During the past 24 years we observed 17 patients with the sporadic form of endomyocardial fibrosis at our institution. Three patients (18%) had hypereosinophilic syndrome,23 the others showed a chronic progressive course. The severity of the inflow obstruction in 14 of the 17 patients necessitated surgery. Surgical treatment is often the only choice in the presence of severe endomyocardial fibrosis.6-12 The 10 year survival rate of the operated patients was 68%. There was a dramatic improvement in quality of life after surgery with a decrease in NYHA functional class for most patients. The fibrosis recurred in one patient 17 months after surgery (acute form, Löffler’s endocarditis).

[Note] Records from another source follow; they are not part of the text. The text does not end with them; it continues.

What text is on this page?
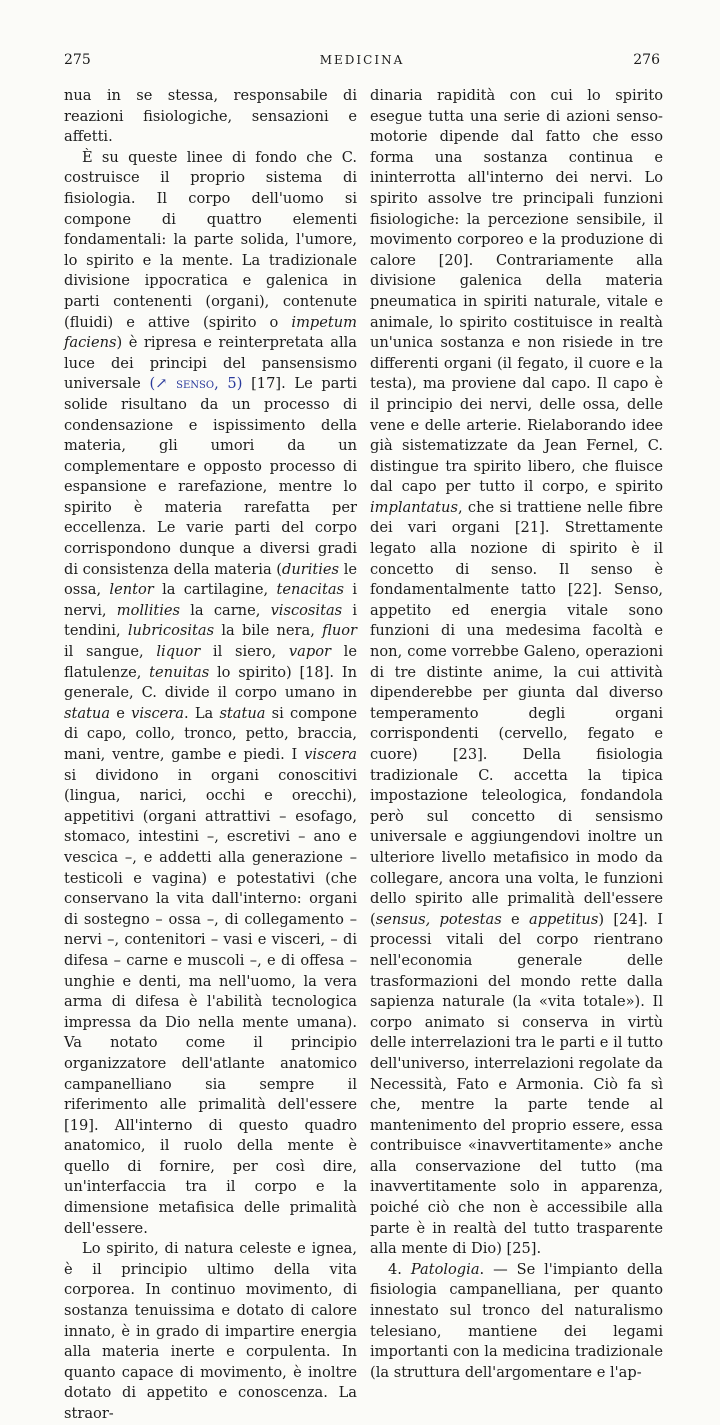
275	MEDICINA	276

nua in se stessa, responsabile di reazioni fisiologiche, sensazioni e affetti.

È su queste linee di fondo che C. costruisce il proprio sistema di fisiologia. Il corpo dell'uomo si compone di quattro elementi fondamentali: la parte solida, l'umore, lo spirito e la mente. La tradizionale divisione ippocratica e galenica in parti contenenti (organi), contenute (fluidi) e attive (spirito o impetum faciens) è ripresa e reinterpretata alla luce dei principi del pansensismo universale (↗ senso, 5) [17]. Le parti solide risultano da un processo di condensazione e ispissimento della materia, gli umori da un complementare e opposto processo di espansione e rarefazione, mentre lo spirito è materia rarefatta per eccellenza. Le varie parti del corpo corrispondono dunque a diversi gradi di consistenza della materia (durities le ossa, lentor la cartilagine, tenacitas i nervi, mollities la carne, viscositas i tendini, lubricositas la bile nera, fluor il sangue, liquor il siero, vapor le flatulenze, tenuitas lo spirito) [18]. In generale, C. divide il corpo umano in statua e viscera. La statua si compone di capo, collo, tronco, petto, braccia, mani, ventre, gambe e piedi. I viscera si dividono in organi conoscitivi (lingua, narici, occhi e orecchi), appetitivi (organi attrattivi – esofago, stomaco, intestini –, escretivi – ano e vescica –, e addetti alla generazione – testicoli e vagina) e potestativi (che conservano la vita dall'interno: organi di sostegno – ossa –, di collegamento – nervi –, contenitori – vasi e visceri, – di difesa – carne e muscoli –, e di offesa – unghie e denti, ma nell'uomo, la vera arma di difesa è l'abilità tecnologica impressa da Dio nella mente umana). Va notato come il principio organizzatore dell'atlante anatomico campanelliano sia sempre il riferimento alle primalità dell'essere [19]. All'interno di questo quadro anatomico, il ruolo della mente è quello di fornire, per così dire, un'interfaccia tra il corpo e la dimensione metafisica delle primalità dell'essere.

Lo spirito, di natura celeste e ignea, è il principio ultimo della vita corporea. In continuo movimento, di sostanza tenuissima e dotato di calore innato, è in grado di impartire energia alla materia inerte e corpulenta. In quanto capace di movimento, è inoltre dotato di appetito e conoscenza. La straor-

dinaria rapidità con cui lo spirito esegue tutta una serie di azioni senso-motorie dipende dal fatto che esso forma una sostanza continua e ininterrotta all'interno dei nervi. Lo spirito assolve tre principali funzioni fisiologiche: la percezione sensibile, il movimento corporeo e la produzione di calore [20]. Contrariamente alla divisione galenica della materia pneumatica in spiriti naturale, vitale e animale, lo spirito costituisce in realtà un'unica sostanza e non risiede in tre differenti organi (il fegato, il cuore e la testa), ma proviene dal capo. Il capo è il principio dei nervi, delle ossa, delle vene e delle arterie. Rielaborando idee già sistematizzate da Jean Fernel, C. distingue tra spirito libero, che fluisce dal capo per tutto il corpo, e spirito implantatus, che si trattiene nelle fibre dei vari organi [21]. Strettamente legato alla nozione di spirito è il concetto di senso. Il senso è fondamentalmente tatto [22]. Senso, appetito ed energia vitale sono funzioni di una medesima facoltà e non, come vorrebbe Galeno, operazioni di tre distinte anime, la cui attività dipenderebbe per giunta dal diverso temperamento degli organi corrispondenti (cervello, fegato e cuore) [23]. Della fisiologia tradizionale C. accetta la tipica impostazione teleologica, fondandola però sul concetto di sensismo universale e aggiungendovi inoltre un ulteriore livello metafisico in modo da collegare, ancora una volta, le funzioni dello spirito alle primalità dell'essere (sensus, potestas e appetitus) [24]. I processi vitali del corpo rientrano nell'economia generale delle trasformazioni del mondo rette dalla sapienza naturale (la «vita totale»). Il corpo animato si conserva in virtù delle interrelazioni tra le parti e il tutto dell'universo, interrelazioni regolate da Necessità, Fato e Armonia. Ciò fa sì che, mentre la parte tende al mantenimento del proprio essere, essa contribuisce «inavvertitamente» anche alla conservazione del tutto (ma inavvertitamente solo in apparenza, poiché ciò che non è accessibile alla parte è in realtà del tutto trasparente alla mente di Dio) [25].

4. Patologia. — Se l'impianto della fisiologia campanelliana, per quanto innestato sul tronco del naturalismo telesiano, mantiene dei legami importanti con la medicina tradizionale (la struttura dell'argomentare e l'ap-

The aetiology of endomyocardial fibrosis is unknown but hypereosinophilia seems to play a major role.14 ,16 ,20 ,21 A large increase in eosinophils is a typical finding in Löffler’s endocarditis,13 whereas there is usually no hypereosinophilia in the chronic form (endomyocardial fibrosis). A fibroblast stimulating hormone of eosinophils has been postulated that may induce fibrosis of the ventricles. The cause of hypereosinophilia may vary but is typically Loa-Loa infection in tropical countries, as observed in one of our patients who spent some time in Africa. There may be an interval of several years between the filariasis and the development of the inflow obstruction.22
Severe filling restrictions may lead to pulmonary congestion and low output failure although systolic pump function may be maintained even in the late course of the disease. However, two of our patients developed severe left ventricular systolic dysfunction after left ventricular endocardial resection and died before transplantation with dilated cardiomyopathy. In one patient the development of systolic dysfunction occurred within five months of surgery, whereas in the other patient it did not develop until 11 years postoperatively. Several operated patients had stable follow up over many years. One year mortality (all cardiac deaths occurring between three months and one year postoperatively) was 7% and 10 year mortality was 32%. Left ventricular endocardial resection was associated with a dramatic improvement in left ventricular diastolic function (fig 5). Not only did left ventricular end diastolic pressure drop significantly (table3) but left ventricular end diastolic volume increased—that is, surgery reversed the left ventricular diastolic dysfunction, but medical treatment could not stop the progressive course of this disease. Even in patients with poor prognosis due to the underlying disease (myeloproliferative syndrome) left ventricular resection may lead to a significant improvement in left ventricular function.
Long term prognosis is usually poor in patients with endomyocardial fibrosis and is dependent on the aetiology of the underlying disease and the severity of the fibrotic process. The treatment of choice is endocardial resection of one or both ventricles even in patients with rapid progression of the underlying disease. Reversal of diastolic dysfunction with an increase in cardiac output can be observed in most patients, which is associated with an improvement in symptoms. Ten year survival rates of approximately 70% are realistic in operated patients with endomyocardial fibrosis.